NOTICE
The upcoming release of Featuretools 1.0.0 contains several breaking changes. Users are encouraged to test this version prior to release by installing from GitHub:
pip install https://github.com/alteryx/featuretools/archive/woodwork-integration.zip
For details on migrating to the new version, refer to Transitioning to Featuretools Version 1.0. Please report any issues in the Featuretools GitHub repo or by messaging in Alteryx Open Source Slack.
featuretools.
EntitySet
Stores all actual data and typing information for an entityset
id
dataframe_dict
relationships
time_type
metadata
__init__
Creates EntitySet
id (str) – Unique identifier to associate with this instance
dataframes (dict[str -> tuple(DataFrame, str, str, dict[str -> str/Woodwork.LogicalType], dict[str->str/set], boolean)]) – Dictionary of DataFrames. Entries take the format {dataframe name -> (dataframe, index column, time_index, logical_types, semantic_tags, make_index)}. Note that only the dataframe is required. If a Woodwork DataFrame is supplied, any other parameters will be ignored.
relationships (list[(str, str, str, str)]) – List of relationships between dataframes. List items are a tuple with the format (parent dataframe name, parent column, child dataframe name, child column).
Example
dataframes = { "cards" : (card_df, "id"), "transactions" : (transactions_df, "id", "transaction_time") } relationships = [("cards", "id", "transactions", "card_id")] ft.EntitySet("my-entity-set", dataframes, relationships)
Methods
__init__([id, dataframes, relationships])
add_dataframe(dataframe[, dataframe_name, …])
add_dataframe
Add a DataFrame to the EntitySet with Woodwork typing information.
add_interesting_values([max_values, …])
add_interesting_values
Find or set interesting values for categorical columns, to be used to generate “where” clauses
add_last_time_indexes([updated_dataframes])
add_last_time_indexes
Calculates the last time index values for each dataframe (the last time an instance or children of that instance were observed).
add_relationship([parent_dataframe_name, …])
add_relationship
Add a new relationship between dataframes in the entityset.
add_relationships(relationships)
add_relationships
Add multiple new relationships to a entityset
concat(other[, inplace])
concat
Combine entityset with another to create a new entityset with the combined data of both entitysets.

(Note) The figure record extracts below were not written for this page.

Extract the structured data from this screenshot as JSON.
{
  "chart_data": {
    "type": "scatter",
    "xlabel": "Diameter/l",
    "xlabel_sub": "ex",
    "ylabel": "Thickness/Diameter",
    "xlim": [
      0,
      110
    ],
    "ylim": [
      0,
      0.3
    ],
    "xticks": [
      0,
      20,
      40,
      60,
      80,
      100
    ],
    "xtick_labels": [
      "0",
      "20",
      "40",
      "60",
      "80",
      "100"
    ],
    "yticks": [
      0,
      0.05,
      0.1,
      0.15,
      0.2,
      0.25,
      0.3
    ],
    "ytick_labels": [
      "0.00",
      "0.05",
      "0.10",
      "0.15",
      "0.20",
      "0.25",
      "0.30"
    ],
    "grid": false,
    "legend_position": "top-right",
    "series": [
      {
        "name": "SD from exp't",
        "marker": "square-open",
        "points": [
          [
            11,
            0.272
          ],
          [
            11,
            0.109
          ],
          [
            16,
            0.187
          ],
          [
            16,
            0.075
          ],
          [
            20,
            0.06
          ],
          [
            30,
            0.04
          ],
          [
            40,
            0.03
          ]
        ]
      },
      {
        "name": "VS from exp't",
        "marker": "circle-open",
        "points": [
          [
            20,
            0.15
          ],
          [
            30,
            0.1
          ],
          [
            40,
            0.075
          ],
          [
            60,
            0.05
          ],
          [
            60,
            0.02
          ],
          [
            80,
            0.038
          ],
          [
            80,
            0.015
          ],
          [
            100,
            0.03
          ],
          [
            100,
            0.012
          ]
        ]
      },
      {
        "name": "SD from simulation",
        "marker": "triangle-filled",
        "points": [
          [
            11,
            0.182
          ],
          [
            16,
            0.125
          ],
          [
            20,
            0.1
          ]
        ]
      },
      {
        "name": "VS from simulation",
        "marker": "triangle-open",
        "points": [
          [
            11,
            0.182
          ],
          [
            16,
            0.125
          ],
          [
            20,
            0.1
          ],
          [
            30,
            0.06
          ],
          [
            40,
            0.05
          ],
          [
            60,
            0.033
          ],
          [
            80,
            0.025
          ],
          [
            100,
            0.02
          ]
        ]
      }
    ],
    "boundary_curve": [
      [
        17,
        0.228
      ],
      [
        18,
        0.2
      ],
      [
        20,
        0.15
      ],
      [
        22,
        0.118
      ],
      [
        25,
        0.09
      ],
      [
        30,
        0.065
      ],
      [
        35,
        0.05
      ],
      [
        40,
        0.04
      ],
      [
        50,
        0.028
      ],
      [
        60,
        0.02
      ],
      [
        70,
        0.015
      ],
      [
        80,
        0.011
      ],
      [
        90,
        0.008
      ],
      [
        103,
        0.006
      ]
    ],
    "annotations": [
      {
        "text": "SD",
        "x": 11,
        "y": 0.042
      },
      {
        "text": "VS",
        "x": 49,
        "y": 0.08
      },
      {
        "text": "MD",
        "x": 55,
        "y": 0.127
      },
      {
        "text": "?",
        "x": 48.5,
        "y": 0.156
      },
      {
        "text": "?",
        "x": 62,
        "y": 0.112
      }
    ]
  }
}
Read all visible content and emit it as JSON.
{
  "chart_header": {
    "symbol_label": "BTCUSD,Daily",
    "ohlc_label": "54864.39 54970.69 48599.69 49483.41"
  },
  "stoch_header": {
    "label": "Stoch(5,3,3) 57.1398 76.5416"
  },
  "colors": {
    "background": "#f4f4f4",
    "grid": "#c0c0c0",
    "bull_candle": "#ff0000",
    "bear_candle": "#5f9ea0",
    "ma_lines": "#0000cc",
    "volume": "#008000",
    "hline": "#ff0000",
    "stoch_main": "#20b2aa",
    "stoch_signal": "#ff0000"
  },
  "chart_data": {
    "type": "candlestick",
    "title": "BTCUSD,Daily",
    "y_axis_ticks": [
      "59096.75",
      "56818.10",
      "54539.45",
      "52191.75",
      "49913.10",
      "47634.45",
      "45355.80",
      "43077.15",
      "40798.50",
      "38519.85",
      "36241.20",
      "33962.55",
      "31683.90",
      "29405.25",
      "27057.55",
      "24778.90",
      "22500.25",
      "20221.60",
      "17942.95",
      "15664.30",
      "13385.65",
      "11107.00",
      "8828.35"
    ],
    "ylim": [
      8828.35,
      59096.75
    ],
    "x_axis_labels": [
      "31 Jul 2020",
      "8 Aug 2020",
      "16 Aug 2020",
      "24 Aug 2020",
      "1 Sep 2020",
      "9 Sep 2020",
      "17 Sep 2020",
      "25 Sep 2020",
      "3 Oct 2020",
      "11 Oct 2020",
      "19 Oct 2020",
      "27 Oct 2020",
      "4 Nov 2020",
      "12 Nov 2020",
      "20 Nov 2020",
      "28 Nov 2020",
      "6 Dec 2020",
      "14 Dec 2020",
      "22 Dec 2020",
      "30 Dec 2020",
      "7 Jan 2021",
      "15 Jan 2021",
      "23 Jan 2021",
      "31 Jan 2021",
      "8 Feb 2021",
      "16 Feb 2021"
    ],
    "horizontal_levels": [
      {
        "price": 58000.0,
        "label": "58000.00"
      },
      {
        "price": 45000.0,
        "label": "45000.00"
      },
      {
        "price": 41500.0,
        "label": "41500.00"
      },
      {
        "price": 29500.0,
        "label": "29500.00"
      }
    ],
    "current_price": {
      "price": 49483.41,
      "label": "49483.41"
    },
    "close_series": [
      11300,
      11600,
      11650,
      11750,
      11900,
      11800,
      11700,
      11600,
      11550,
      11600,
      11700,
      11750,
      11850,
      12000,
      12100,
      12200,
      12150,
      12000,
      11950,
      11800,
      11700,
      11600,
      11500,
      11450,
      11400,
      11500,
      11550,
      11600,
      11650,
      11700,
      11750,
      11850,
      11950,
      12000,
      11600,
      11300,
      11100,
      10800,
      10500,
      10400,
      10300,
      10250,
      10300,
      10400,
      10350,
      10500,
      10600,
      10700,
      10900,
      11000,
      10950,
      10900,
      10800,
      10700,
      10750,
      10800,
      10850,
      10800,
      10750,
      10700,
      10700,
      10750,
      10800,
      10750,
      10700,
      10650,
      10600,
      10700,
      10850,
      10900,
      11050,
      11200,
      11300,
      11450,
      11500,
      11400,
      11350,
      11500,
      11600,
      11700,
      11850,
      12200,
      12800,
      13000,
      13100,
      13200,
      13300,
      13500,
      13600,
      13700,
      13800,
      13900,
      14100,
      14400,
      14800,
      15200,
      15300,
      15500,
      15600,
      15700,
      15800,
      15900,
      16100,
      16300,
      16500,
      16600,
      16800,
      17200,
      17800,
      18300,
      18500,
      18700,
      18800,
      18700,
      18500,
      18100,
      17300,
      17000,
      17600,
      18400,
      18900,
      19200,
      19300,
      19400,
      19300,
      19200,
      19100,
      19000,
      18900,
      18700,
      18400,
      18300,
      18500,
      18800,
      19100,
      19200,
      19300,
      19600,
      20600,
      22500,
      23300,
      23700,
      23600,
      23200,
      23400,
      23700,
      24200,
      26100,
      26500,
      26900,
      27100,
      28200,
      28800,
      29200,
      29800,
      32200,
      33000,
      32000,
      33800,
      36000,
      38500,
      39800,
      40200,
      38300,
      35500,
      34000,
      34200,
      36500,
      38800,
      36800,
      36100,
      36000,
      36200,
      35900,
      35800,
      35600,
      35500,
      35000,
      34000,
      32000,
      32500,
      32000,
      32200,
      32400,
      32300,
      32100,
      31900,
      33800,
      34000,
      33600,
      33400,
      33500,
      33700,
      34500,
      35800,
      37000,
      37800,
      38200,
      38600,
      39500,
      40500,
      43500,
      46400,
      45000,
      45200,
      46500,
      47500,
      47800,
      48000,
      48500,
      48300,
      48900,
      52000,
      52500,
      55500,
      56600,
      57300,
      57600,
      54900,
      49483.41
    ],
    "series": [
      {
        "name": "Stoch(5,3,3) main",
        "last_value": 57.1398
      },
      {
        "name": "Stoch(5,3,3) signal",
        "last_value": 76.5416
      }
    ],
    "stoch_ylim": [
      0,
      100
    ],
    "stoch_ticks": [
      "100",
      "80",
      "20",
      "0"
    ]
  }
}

find_backward_paths(start_dataframe_name, …)
find_backward_paths
Generator which yields all backward paths between a start and goal dataframe.
find_forward_paths(start_dataframe_name, …)
find_forward_paths
Generator which yields all forward paths between a start and goal dataframe.
get_backward_dataframes(dataframe_name[, deep])
get_backward_dataframes
Get dataframes that are in a backward relationship with dataframe
get_backward_relationships(dataframe_name)
get_backward_relationships
get relationships where dataframe “dataframe_name” is the parent.
get_forward_dataframes(dataframe_name[, deep])
get_forward_dataframes
Get dataframes that are in a forward relationship with dataframe
get_forward_relationships(dataframe_name)
get_forward_relationships
Get relationships where dataframe “dataframe_name” is the child
has_unique_forward_path(…)
has_unique_forward_path
Is the forward path from start to end unique?
normalize_dataframe(base_dataframe_name, …)
normalize_dataframe
Create a new dataframe and relationship from unique values of an existing column.
plot([to_file])
plot
Create a UML diagram-ish graph of the EntitySet.
query_by_values(dataframe_name, instance_vals)
query_by_values
Query instances that have column with given value
replace_dataframe(dataframe_name, df[, …])
replace_dataframe
Replace the internal dataframe of an EntitySet table, keeping Woodwork typing information the same.
reset_data_description()
reset_data_description
set_secondary_time_index(dataframe_name, …)
set_secondary_time_index
Set the secondary time index for a dataframe in the EntitySet using its dataframe name.
to_csv(path[, sep, encoding, engine, …])
to_csv
Write entityset to disk in the csv format, location specified by path.
to_dictionary()
to_dictionary
to_parquet(path[, engine, compression, …])
to_parquet
Write entityset to disk in the parquet format, location specified by path.
to_pickle(path[, compression, profile_name])
to_pickle
Write entityset in the pickle format, location specified by path.
Attributes
dataframe_type
String specifying the library used for the dataframes.
dataframes
Returns the metadata for this EntitySet.